SBIMB / StellarPGx

Calling star alleles in highly polymorphic pharmacogenes (e.g. CYP450 genes) by leveraging genome graph-based variant detection.
MIT License
30 stars 7 forks source link

StellarPGx v1.2.5 incorrectly calls GeT-RM samples NA10847, NA19920 and NA19908 that were correctly called by the original version #24

Closed VasilisFlouris closed 10 months ago

VasilisFlouris commented 1 year ago

Hello there,

while testing StellarPGx v1.2.5 on CYP2D6-calling on samples from GeT-RM I encountered something unexpected. On your publication on StellarPGx, samples NA10847, NA19920 and NA19908 are correctly called as 1/41, 1/4x2 and 1/46 respectively. However v1.2.5 incorrectly calls these samples as 39/41, 1/4 and 43/45 respectively.
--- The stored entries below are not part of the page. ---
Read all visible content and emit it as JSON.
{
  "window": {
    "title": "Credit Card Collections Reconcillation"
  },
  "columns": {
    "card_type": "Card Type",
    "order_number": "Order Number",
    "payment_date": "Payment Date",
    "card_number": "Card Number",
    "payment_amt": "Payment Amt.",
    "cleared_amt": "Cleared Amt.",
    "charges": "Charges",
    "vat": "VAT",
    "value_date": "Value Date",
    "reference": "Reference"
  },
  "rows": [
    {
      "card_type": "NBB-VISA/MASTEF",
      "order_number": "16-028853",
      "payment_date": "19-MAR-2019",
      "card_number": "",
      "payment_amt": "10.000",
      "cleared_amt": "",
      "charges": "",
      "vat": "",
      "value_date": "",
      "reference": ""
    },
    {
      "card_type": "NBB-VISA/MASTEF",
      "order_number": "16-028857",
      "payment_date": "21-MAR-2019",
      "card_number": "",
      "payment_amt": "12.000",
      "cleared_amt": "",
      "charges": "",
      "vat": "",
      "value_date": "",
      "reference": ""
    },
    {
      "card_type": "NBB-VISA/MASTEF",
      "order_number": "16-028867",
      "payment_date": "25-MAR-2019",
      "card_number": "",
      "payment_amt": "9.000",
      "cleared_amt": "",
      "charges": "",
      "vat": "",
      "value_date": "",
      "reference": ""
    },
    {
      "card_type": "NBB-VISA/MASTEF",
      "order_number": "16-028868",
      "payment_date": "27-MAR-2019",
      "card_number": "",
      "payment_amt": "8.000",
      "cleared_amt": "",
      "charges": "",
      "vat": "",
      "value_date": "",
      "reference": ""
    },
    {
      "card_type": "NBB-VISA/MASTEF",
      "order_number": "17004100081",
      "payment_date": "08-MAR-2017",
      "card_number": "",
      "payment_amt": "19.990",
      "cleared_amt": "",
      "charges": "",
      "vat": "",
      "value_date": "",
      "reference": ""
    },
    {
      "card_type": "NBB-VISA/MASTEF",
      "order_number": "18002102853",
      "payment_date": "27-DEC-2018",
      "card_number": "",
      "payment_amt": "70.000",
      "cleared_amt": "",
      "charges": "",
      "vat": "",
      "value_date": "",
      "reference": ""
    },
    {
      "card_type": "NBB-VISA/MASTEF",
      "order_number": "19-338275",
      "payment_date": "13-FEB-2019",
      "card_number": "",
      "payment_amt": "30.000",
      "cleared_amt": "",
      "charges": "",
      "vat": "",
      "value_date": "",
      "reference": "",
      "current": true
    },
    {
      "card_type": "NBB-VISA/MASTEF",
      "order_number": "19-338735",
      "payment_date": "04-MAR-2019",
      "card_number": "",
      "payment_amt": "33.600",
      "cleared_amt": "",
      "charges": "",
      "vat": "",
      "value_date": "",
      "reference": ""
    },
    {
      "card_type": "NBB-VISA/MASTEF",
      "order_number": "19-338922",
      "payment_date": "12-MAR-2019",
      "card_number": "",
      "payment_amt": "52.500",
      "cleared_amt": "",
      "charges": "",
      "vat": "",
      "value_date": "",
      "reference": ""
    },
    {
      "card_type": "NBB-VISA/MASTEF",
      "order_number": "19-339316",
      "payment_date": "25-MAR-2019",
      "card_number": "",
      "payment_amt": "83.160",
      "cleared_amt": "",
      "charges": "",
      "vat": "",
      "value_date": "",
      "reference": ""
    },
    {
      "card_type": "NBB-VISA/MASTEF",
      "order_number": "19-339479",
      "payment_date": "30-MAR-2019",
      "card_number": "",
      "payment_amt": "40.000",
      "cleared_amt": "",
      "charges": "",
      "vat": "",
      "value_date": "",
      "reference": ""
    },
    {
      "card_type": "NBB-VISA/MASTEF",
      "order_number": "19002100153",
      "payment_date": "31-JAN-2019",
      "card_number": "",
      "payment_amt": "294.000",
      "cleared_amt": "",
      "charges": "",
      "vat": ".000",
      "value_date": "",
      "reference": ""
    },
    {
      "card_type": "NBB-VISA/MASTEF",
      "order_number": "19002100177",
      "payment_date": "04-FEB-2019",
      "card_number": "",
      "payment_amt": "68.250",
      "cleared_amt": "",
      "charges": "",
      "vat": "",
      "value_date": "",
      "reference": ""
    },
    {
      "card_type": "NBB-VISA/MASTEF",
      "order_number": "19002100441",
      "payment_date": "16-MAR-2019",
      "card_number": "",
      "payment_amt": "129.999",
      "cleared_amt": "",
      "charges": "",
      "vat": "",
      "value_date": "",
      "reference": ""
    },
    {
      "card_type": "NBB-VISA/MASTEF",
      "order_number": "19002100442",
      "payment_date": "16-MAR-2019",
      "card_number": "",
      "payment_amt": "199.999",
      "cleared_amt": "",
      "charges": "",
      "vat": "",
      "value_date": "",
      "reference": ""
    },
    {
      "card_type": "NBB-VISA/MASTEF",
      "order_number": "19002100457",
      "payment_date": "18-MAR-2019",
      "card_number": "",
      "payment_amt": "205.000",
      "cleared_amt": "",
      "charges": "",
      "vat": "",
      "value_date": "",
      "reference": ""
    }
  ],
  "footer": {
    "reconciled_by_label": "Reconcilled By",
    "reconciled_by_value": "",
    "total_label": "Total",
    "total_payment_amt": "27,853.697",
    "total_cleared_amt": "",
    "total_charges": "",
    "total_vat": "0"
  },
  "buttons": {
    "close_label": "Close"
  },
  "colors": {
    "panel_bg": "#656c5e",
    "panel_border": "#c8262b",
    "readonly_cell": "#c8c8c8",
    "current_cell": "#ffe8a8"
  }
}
The BAM files for these samples were downloaded from the ENA website and used as is.

Stellar was called as:

nextflow run main.nf -dsl1 -profile standard --build b37 --gene cyp2d6 

For NA10847 the output was:

 --------------------------------------------

CYP2D6 Star Allele Calling with StellarPGx

--------------------------------------------

Initially computed CN = 2

Sample core variants:
42523805~C>T~0/1;42523943~A>G~0/1

Candidate alleles:
['39.v1_41.v1']

Result:
*39/*41

Activity score:
1.5

Metaboliser status:
Normal metaboliser (NM)

For NA19920:

--------------------------------------------

CYP2D6 Star Allele Calling with StellarPGx

--------------------------------------------

Initially computed CN = 3

Sample core variants:
42522613~G>C~0/1;42523507~A>C~0/1;42523943~A>G~1/1;42524947~C>T~0/1;42526694~G>A~0/1

Candidate alleles:
[1.v1_4.v2]

Result:
Possible novel allele or suballele present: interpret with caution; experimental validation and expert review through PharmVar is recommended

Likely background alleles:
[*1/*4]

Activity score:
Indeterminate

Metaboliser status:
Indeterminate

For NA19908:

--------------------------------------------

CYP2D6 Star Allele Calling with StellarPGx

--------------------------------------------

Initially computed CN = 2

Sample core variants:
42522613~G>C~0/1;42523943~A>G~0/1;42525077~C>T~0/1;42526717~C>T~0/1

Candidate alleles:
['1.v1_46.v1', '43.v1_45.v1']

Result:
*43/*45

Activity score:
1.5

Metaboliser status:
Normal metaboliser (NM)

Is this an error on my end?

Thank you.

twesigomwedavid commented 1 year ago

@VasilisFlouris, Thanks for raising this. It's not an error on your side. Some updates to the StellarPGx version we published in CPT have (inevitably) affected a few calls.

For NA10847, the 42522613G>C variant is called in the initial steps. However, it is subsequently filtered out because it has a Quality by Depth (QD) = 8.7. The current StellarPGx version considers variants with QD ≥ 10. If the QD filter in the main.nf file is relaxed to say 5, then the allele call will be 1/41 as per the original call. However, relaxing thresholds could also affect calls in other samples (could be non-GETRM) as this region (and the CYP2D locus in general) is prone to artefactual variants resulting from read misalignments across CYP2D6 and CYP2D7.

For NA19920, the copy number is still correctly identified. However, the current StellarPGx version flags 42523507~A>C as a potential novel core variant. This variant is supported by a QD = 23.5 and AD=21/85 (not so uncommon for samples with a duplication). Therefore, that's why StellarPGx flagged that there is a potential novel star allele. Of course, this would need experimental validation and again highlights challenges relating to variant calling in this region.

For the NA19908, the quick tests I've run point to some subvariants being filtered out according to the more stringent cutoffs in the current StellarPGx version. These were used to discriminate 1/46 from 43/45 variant combinations in the first version.